It's a homecoming to remember.
Hundreds of Corvettes came riding into Bowling Green on Aug. 11, returning to the city where they were originally manufactured.
The National Corvette Homecoming is in its 26th year and the event has made the Western Kentucky University Ag Expo Center its home.
Many were out at the event who are driven by their love of cars.
Betsy Reese has been making her Corvette's engine purr for the past two years.
"Did you read the license plate on the back? It's '1-BAD-1'. But I've only gotten one speeding ticket, okay?" Reese assured.
She's revving it among hundreds of other Corvettes though Betsy insists hers is one a kind.
"There's no other like it. Although there are some boys down in Florida that say they're going to make a blue one, and I said, 'Nope, that's mine!'" Reese exclaimed.

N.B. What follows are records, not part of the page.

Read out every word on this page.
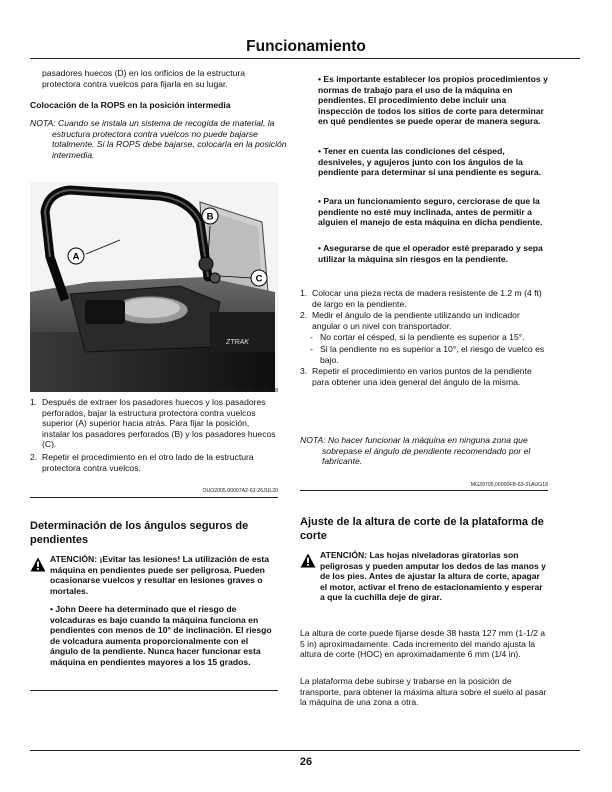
Funcionamiento
pasadores huecos (D) en los orificios de la estructura protectora contra vuelcos para fijarla en su lugar.
Colocación de la ROPS en la posición intermedia
NOTA: Cuando se instala un sistema de recogida de material, la estructura protectora contra vuelcos no puede bajarse totalmente. Si la ROPS debe bajarse, colocarla en la posición intermedia.
A
B
C
ZTRAK
APY04499—UN—12JUL18
1. Después de extraer los pasadores huecos y los pasadores perforados, bajar la estructura protectora contra vuelcos superior (A) superior hacia atrás. Para fijar la posición, instalar los pasadores perforados (B) y los pasadores huecos (C).
2. Repetir el procedimiento en el otro lado de la estructura protectora contra vuelcos.
OUO2005,00007A2-63-26JUL20
Determinación de los ángulos seguros de pendientes
ATENCIÓN: ¡Evitar las lesiones! La utilización de esta máquina en pendientes puede ser peligrosa. Pueden ocasionarse vuelcos y resultar en lesiones graves o mortales.
• John Deere ha determinado que el riesgo de volcaduras es bajo cuando la máquina funciona en pendientes con menos de 10° de inclinación. El riesgo de volcadura aumenta proporcionalmente con el ángulo de la pendiente. Nunca hacer funcionar esta máquina en pendientes mayores a los 15 grados.
• Es importante establecer los propios procedimientos y normas de trabajo para el uso de la máquina en pendientes. El procedimiento debe incluir una inspección de todos los sitios de corte para determinar en qué pendientes se puede operar de manera segura.
• Tener en cuenta las condiciones del césped, desniveles, y agujeros junto con los ángulos de la pendiente para determinar si una pendiente es segura.
• Para un funcionamiento seguro, cerciorase de que la pendiente no esté muy inclinada, antes de permitir a alguien el manejo de esta máquina en dicha pendiente.
• Asegurarse de que el operador esté preparado y sepa utilizar la máquina sin riesgos en la pendiente.
1. Colocar una pieza recta de madera resistente de 1.2 m (4 ft) de largo en la pendiente.
2. Medir el ángulo de la pendiente utilizando un indicador angular o un nivel con transportador.
- No cortar el césped, si la pendiente es superior a 15°.
- Si la pendiente no es superior a 10°, el riesgo de vuelco es bajo.
3. Repetir el procedimiento en varios puntos de la pendiente para obtener una idea general del ángulo de la misma.
NOTA: No hacer funcionar la máquina en ninguna zona que sobrepase el ángulo de pendiente recomendado por el fabricante.
MG39705,00000FB-63-31AUG18
Ajuste de la altura de corte de la plataforma de corte
ATENCIÓN: Las hojas niveladoras giratorias son peligrosas y pueden amputar los dedos de las manos y de los pies. Antes de ajustar la altura de corte, apagar el motor, activar el freno de estacionamiento y esperar a que la cuchilla deje de girar.
La altura de corte puede fijarse desde 38 hasta 127 mm (1-1/2 a 5 in) aproximadamente. Cada incremento del mando ajusta la altura de corte (HOC) en aproximadamente 6 mm (1/4 in).
La plataforma debe subirse y trabarse en la posición de transporte, para obtener la máxima altura sobre el suelo al pasar la máquina de una zona a otra.
26
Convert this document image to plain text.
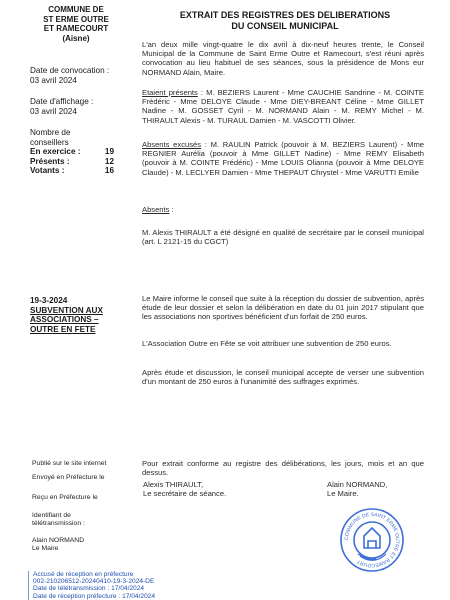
COMMUNE DE
ST ERME OUTRE
ET RAMECOURT
(Aisne)
Date de convocation :
03 avril 2024
Date d'affichage :
03 avril 2024
Nombre de
conseillers
En exercice :	19
Présents :	12
Votants :	16
19-3-2024
SUBVENTION AUX
ASSOCIATIONS –
OUTRE EN FETE
Publié sur le site internet
Envoyé en Préfecture le
Reçu en Préfecture le
Identifiant de
télétransmission :
Alain NORMAND
Le Maire
EXTRAIT DES REGISTRES DES DELIBERATIONS
DU CONSEIL MUNICIPAL
L'an deux mille vingt-quatre le dix avril à dix-neuf heures trente, le Conseil Municipal de la Commune de Saint Erme Outre et Ramecourt, s'est réuni après convocation au lieu habituel de ses séances, sous la présidence de Mons eur NORMAND Alain, Maire.
Etaient présents : M. BEZIERS Laurent - Mme CAUCHIE Sandrine - M. COINTE Frédéric - Mme DELOYE Claude - Mme DIEY-BREANT Céline - Mme GILLET Nadine - M. GOSSET Cyril - M. NORMAND Alain - M. REMY Michel - M. THIRAULT Alexis - M. TURAUL Damien - M. VASCOTTI Olivier.
Absents excusés : M. RAULIN Patrick (pouvoir à M. BEZIERS Laurent) - Mme REGNIER Aurélia (pouvoir à Mme GILLET Nadine) - Mme REMY Elisabeth (pouvoir à M. COINTE Frédéric) - Mme LOUIS Olianna (pouvoir à Mme DELOYE Claude) - M. LECLYER Damien - Mme THEPAUT Chrystel - Mme VARUTTI Emilie
Absents :
M. Alexis THIRAULT a été désigné en qualité de secrétaire par le conseil municipal (art. L 2121-15 du CGCT)
Le Maire informe le conseil que suite à la réception du dossier de subvention, après étude de leur dossier et selon la délibération en date du 01 juin 2017 stipulant que les associations non sportives bénéficient d'un forfait de 250 euros.
L'Association Outre en Fête se voit attribuer une subvention de 250 euros.
Après étude et discussion, le conseil municipal accepte de verser une subvention d'un montant de 250 euros à l'unanimité des suffrages exprimés.
Pour extrait conforme au registre des délibérations, les jours, mois et an que dessus.
Alexis THIRAULT,
Le secrétaire de séance.
Alain NORMAND,
Le Maire.
COMMUNE DE SAINT ERME OUTRE ET RAMECOURT
Accusé de réception en préfecture
002-210206512-20240410-19-3-2024-DE
Date de télétransmission : 17/04/2024
Date de réception préfecture : 17/04/2024
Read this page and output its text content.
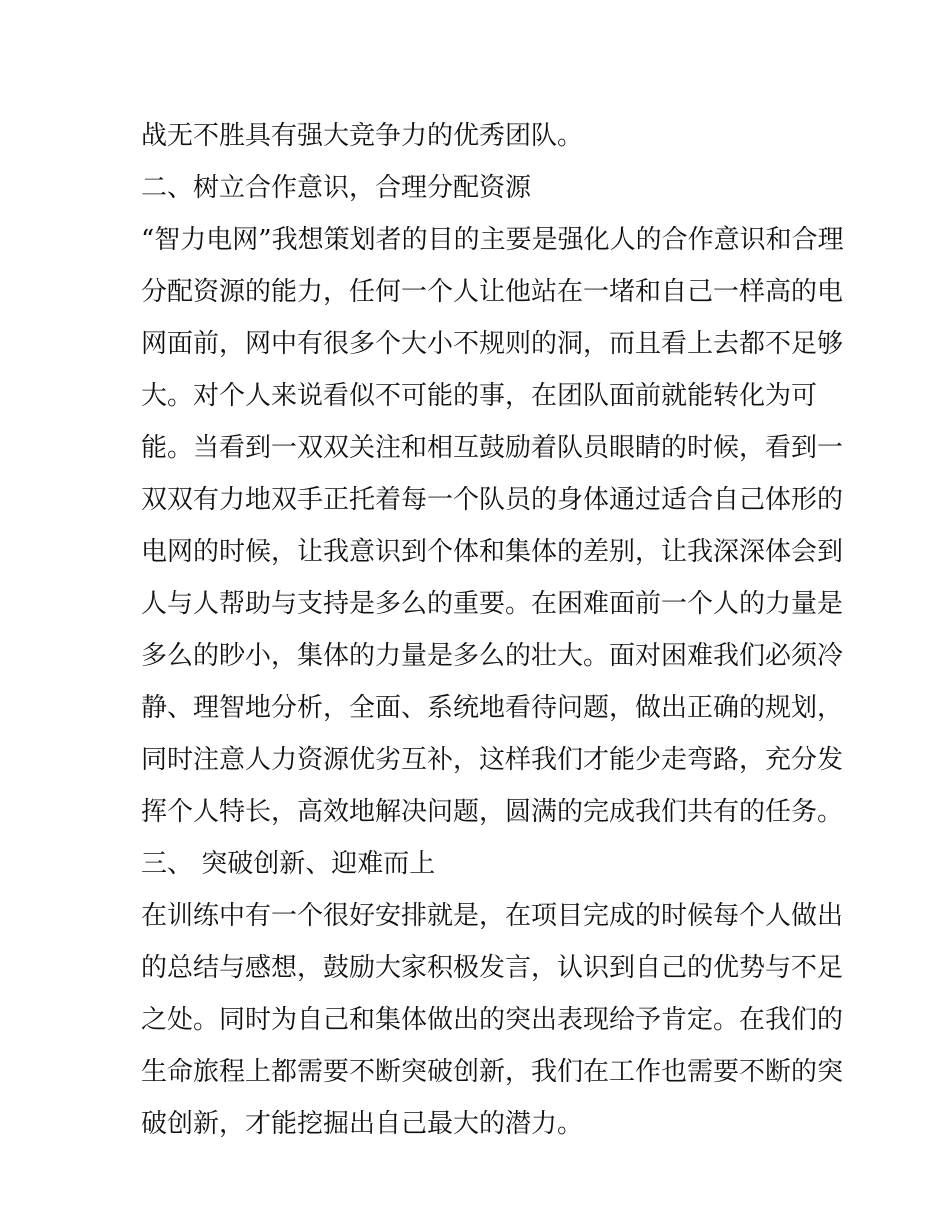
战无不胜具有强大竞争力的优秀团队。
二、树立合作意识，合理分配资源
“智力电网”我想策划者的目的主要是强化人的合作意识和合理
分配资源的能力，任何一个人让他站在一堵和自己一样高的电
网面前，网中有很多个大小不规则的洞，而且看上去都不足够
大。对个人来说看似不可能的事，在团队面前就能转化为可
能。当看到一双双关注和相互鼓励着队员眼睛的时候，看到一
双双有力地双手正托着每一个队员的身体通过适合自己体形的
电网的时候，让我意识到个体和集体的差别，让我深深体会到
人与人帮助与支持是多么的重要。在困难面前一个人的力量是
多么的眇小，集体的力量是多么的壮大。面对困难我们必须冷
静、理智地分析，全面、系统地看待问题，做出正确的规划，
同时注意人力资源优劣互补，这样我们才能少走弯路，充分发
挥个人特长，高效地解决问题，圆满的完成我们共有的任务。
三、 突破创新、迎难而上
在训练中有一个很好安排就是，在项目完成的时候每个人做出
的总结与感想，鼓励大家积极发言，认识到自己的优势与不足
之处。同时为自己和集体做出的突出表现给予肯定。在我们的
生命旅程上都需要不断突破创新，我们在工作也需要不断的突
破创新，才能挖掘出自己最大的潜力。
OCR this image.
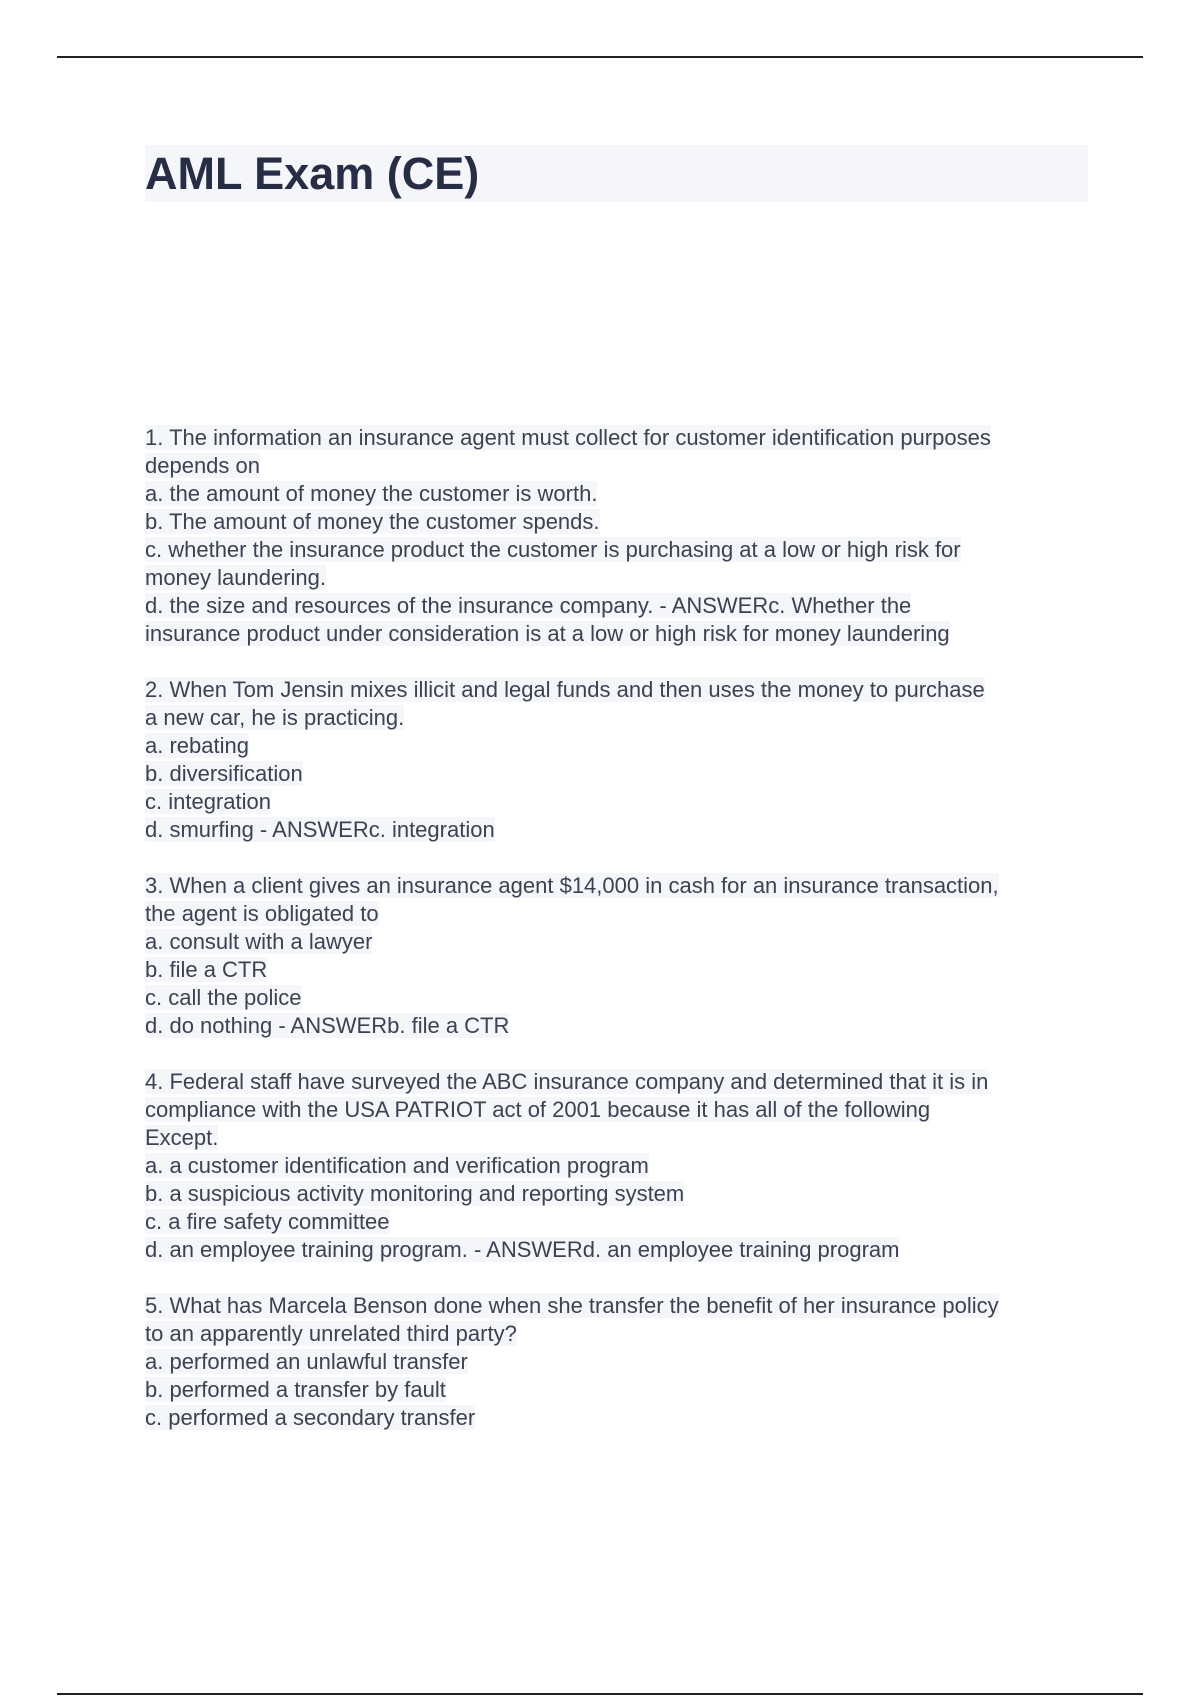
AML Exam (CE)
1. The information an insurance agent must collect for customer identification purposes
depends on
a. the amount of money the customer is worth.
b. The amount of money the customer spends.
c. whether the insurance product the customer is purchasing at a low or high risk for
money laundering.
d. the size and resources of the insurance company. - ANSWERc. Whether the
insurance product under consideration is at a low or high risk for money laundering
2. When Tom Jensin mixes illicit and legal funds and then uses the money to purchase
a new car, he is practicing.
a. rebating
b. diversification
c. integration
d. smurfing - ANSWERc. integration
3. When a client gives an insurance agent $14,000 in cash for an insurance transaction,
the agent is obligated to
a. consult with a lawyer
b. file a CTR
c. call the police
d. do nothing - ANSWERb. file a CTR
4. Federal staff have surveyed the ABC insurance company and determined that it is in
compliance with the USA PATRIOT act of 2001 because it has all of the following
Except.
a. a customer identification and verification program
b. a suspicious activity monitoring and reporting system
c. a fire safety committee
d. an employee training program. - ANSWERd. an employee training program
5. What has Marcela Benson done when she transfer the benefit of her insurance policy
to an apparently unrelated third party?
a. performed an unlawful transfer
b. performed a transfer by fault
c. performed a secondary transfer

Like Betsy, these owners have spent hours cleaning, oiling and waxing their cars for the 26th annual Corvette Homecoming.
"It's a labor of love, or stupidity--one or the other. I think it's more a labor of love," Reese admitted.
Some owners love their cars so much that money couldn't buy their Corvette. But some will go for $50,000.
And whether the hundreds are here to buy, sell or just gawk, everyone seems to agree that Corvettes are sleek and stylish sports cars.
"It's sort of like Superman putting his cape on. You stop at a light and if you're in one of these cars, you know people are looking," said Joe Pruitt, a Corvette enthusiast.
But there's something different about the homecoming this year.
This national gathering has gone international.
And now, visitors from Canada are receiving a warm welcome from both the Kentucky heat and from an enthusiastic group of Corvette lovers.
"It takes me 30-minutes to walk from one end of this place to the other because we're talking to people," Pruitt said.
"More than anything, it's fun. If you ask me right now if you can drive this car I'll give you the keys. And that's what it's about to me, just enjoying the sport," Reese added.